In this real-life, heterogeneous cohort of men, the long-term compliance with BoNT-A was 25%. Patients with neurogenic OAB symptoms appear to have the best results in our study with 36% of patients who were still on active treatment during last follow-up. Intravesical BoNT-A can be an effective treatment for men with OAB symptoms. In our study, only 25% of patients continued treatment during long-term follow-up. Larger, prospective trials are needed to confirm these results.
膀胱内注射A型肉毒杆菌毒素(BoNT-A)是治疗膀胱过度活动症(OAB)患者的一种既定疗法。然而,大多数研究评估了该疗法对女性患者的疗效,并报告了短期结果。在本研究中,我们评估了BoNT-A在一组异质性男性患者中的长期依从性。
这是一项回顾性单中心研究。我们评估了2004年至2010年期间在一家大型教学医院接受BoNT-A治疗的所有男性患者。患者接受了20次膀胱内注射,剂量为100 - 300单位的A型肉毒杆菌毒素。一些患者通过重复注射进行剂量调整。

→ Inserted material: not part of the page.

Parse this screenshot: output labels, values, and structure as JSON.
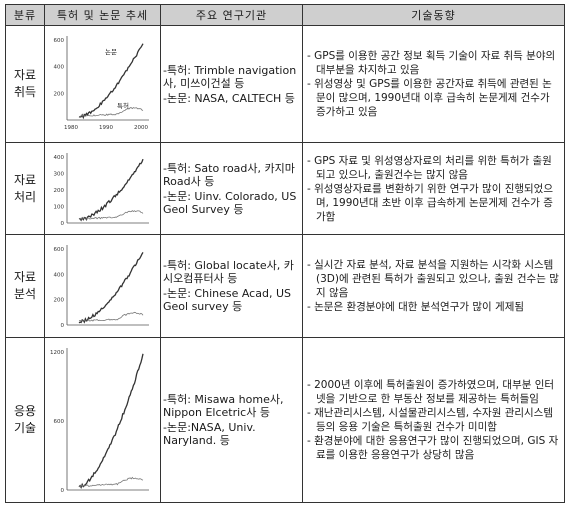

总共纳入了88名男性患者。平均随访时间近6年(69个月)。在所有患者中,22名(25%)在最后一次随访时仍继续接受BoNT-A治疗(成功)。在停止治疗的患者中,35名效果不佳,27名存在耐受性问题(如尿潴留、自行导尿、排尿下尿路症状)。4名患者因与BoNT-A无关的其他原因放弃治疗。在所有患者中,24%在随访期间的某个时间点不得不使用间歇性导尿(新发)或留置导尿管。
在这个现实生活中的异质性男性队列中,BoNT-A的长期依从性为25%。在我们的研究中,患有神经源性OAB症状的患者似乎效果最佳,36%的患者在最后一次随访时仍在接受积极治疗。膀胱内注射BoNT-A对患有OAB症状的男性可能是一种有效的治疗方法。在我们的研究中,只有25%的患者在长期随访期间继续治疗。需要更大规模的前瞻性试验来证实这些结果。